Texas Senate Approves $1.8 Billion in New Border Security Spending


"Until the federal government does its job and gets a handle on this heartbreaking and frightening situation, it unfortunately falls on Texas to protect Texans."

Texas Insider Report: AUSTIN, Texas – The Texas state Senate passed a bill Wednesday to allocate almost $2 billion in State Funding to build barrier or walls, increase personnel, and provide grants to law enforcement agencies that operate along the international border with Mexico. According to DPS figures, the state is on track to apprehend one million individuals crossing the border illegally - an all time high.

Also flowing across the border, said Senate Finance Committee chair and Flower Mound Senator Jane Nelson, are record amounts of dangerous drugs such as fentanyl, and cartel-affiliated criminals.

Saying that the federal government has failed in its responsibility to secure the southern border, Nelson lamented that now the state must step in.

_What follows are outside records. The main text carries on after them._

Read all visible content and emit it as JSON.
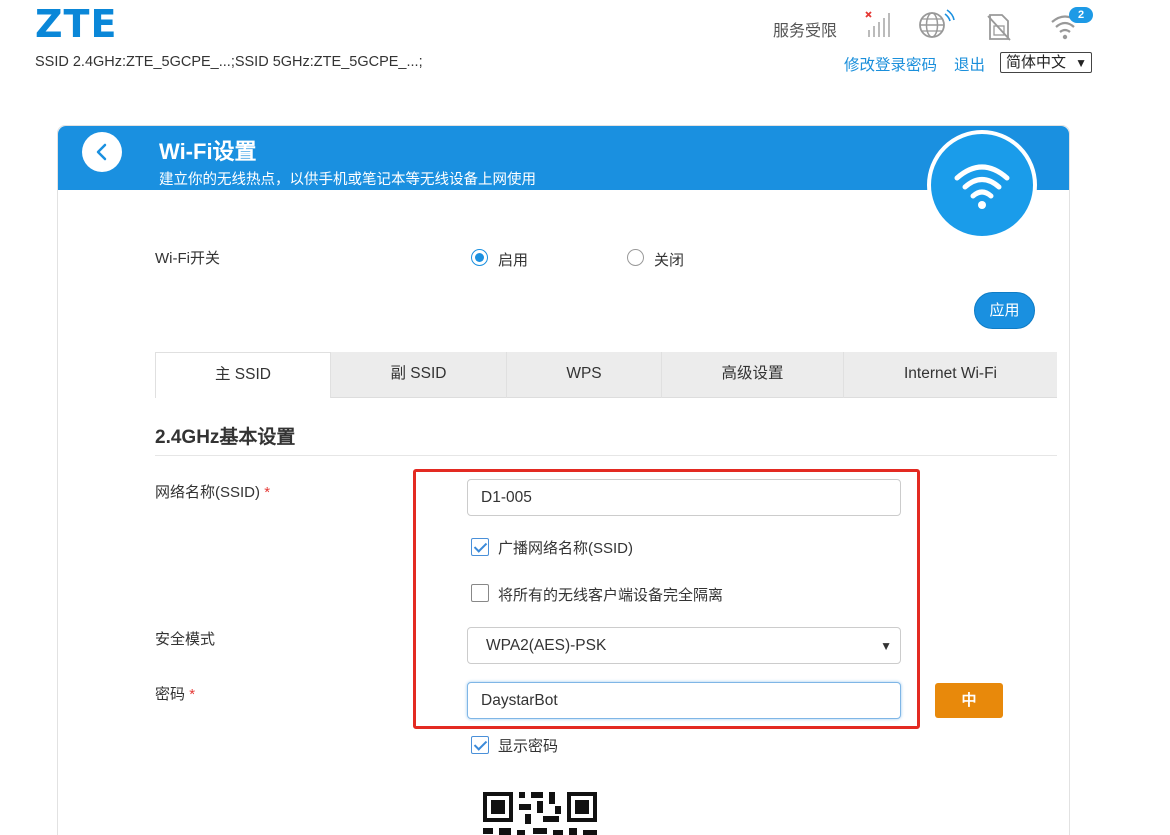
{
  "header": {
    "logo": "ZTE",
    "ssid_info": "SSID 2.4GHz:ZTE_5GCPE_...;SSID 5GHz:ZTE_5GCPE_...;",
    "service_status": "服务受限",
    "wifi_clients_badge": "2",
    "change_password_link": "修改登录密码",
    "logout_link": "退出",
    "language": "简体中文"
  },
  "page": {
    "title": "Wi-Fi设置",
    "subtitle": "建立你的无线热点，以供手机或笔记本等无线设备上网使用"
  },
  "wifi_switch": {
    "label": "Wi-Fi开关",
    "enable_label": "启用",
    "disable_label": "关闭",
    "selected": "启用",
    "apply_label": "应用"
  },
  "tabs": [
    {
      "label": "主 SSID",
      "active": true
    },
    {
      "label": "副 SSID",
      "active": false
    },
    {
      "label": "WPS",
      "active": false
    },
    {
      "label": "高级设置",
      "active": false
    },
    {
      "label": "Internet Wi-Fi",
      "active": false
    }
  ],
  "section": {
    "title": "2.4GHz基本设置"
  },
  "form": {
    "ssid_label": "网络名称(SSID)",
    "required_mark": "*",
    "ssid_value": "D1-005",
    "broadcast_label": "广播网络名称(SSID)",
    "broadcast_checked": true,
    "isolate_label": "将所有的无线客户端设备完全隔离",
    "isolate_checked": false,
    "security_label": "安全模式",
    "security_value": "WPA2(AES)-PSK",
    "password_label": "密码",
    "password_value": "DaystarBot",
    "password_strength": "中",
    "show_password_label": "显示密码",
    "show_password_checked": true
  },
  "colors": {
    "brand": "#1a90e0",
    "highlight_box": "#e32a22",
    "strength_medium": "#e8890b"
  }
}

"There are numerous other ways that I would much rather spend these resources, but until the federal government does its job and gets a handle on this heartbreaking and frightening situation, it unfortunately falls on Texas to protect Texans," Senator Nelson said.

About half of the money allocated in Nelson's bill, $750 million, would go towards the construction of fences, walls, and other barriers intended to block or redirect migrants as they cross the border. According to testimony offered during the committee hearing on this bill, the state is looking at building 733 miles of barriers along the state's 1,200 mile border with Mexico.

Nelson told members that where natural barriers don't exist, the state will look to build first fences, and then permanent barriers, in high-traffic, strategic areas used by migrants.

The rest of the money in the bill would go to pay for more personnel and technology for state guard troops and DPS officers along the border. More than $300 million will cover a surge in the number of guardsmen in south Texas by 1,800. Another $155 million will go to cover additional staff, overtime, and equipment costs for DPS troopers stationed on the border. The bill also would restore $250 million in funds to the Texas Department of Criminal Justice to replace funds used for previous border security efforts and to pay for 3,000 additional beds in state prisons to hold apprehended migrants before they are handed over to federal immigration officials.

Senators opposed to the bill said the state should not be spending billions on what they called outdated or ineffective methods for border security while the state is faced with billions in other unmet needs.

There's very little left on the special session agenda, though some key measures remain pending. A House committee moved the Senate's anti-critical race theory bill on Tuesday, but did not take a vote on a bill to require boys and girls to compete in public school sports divisions commensurate with the biological sex listed on their original birth certificate.

The Senate has yet to pass bills restoring Article X legislative funding vetoed by Governor Greg Abbott at the end of the regular session, or another bill that would pay for property tax cuts, a bonus annuity check for retired educators, and other costs associated with bills passed in the special session.

Lawmakers have until Sunday to resolve these issues, or they could find themselves called back by Abbott either for another session, or perhaps to face the same issues again in the redistricting special session expected to come later this fall.

The Senate will reconvene Thursday, September 2nd at 2:00 p.m.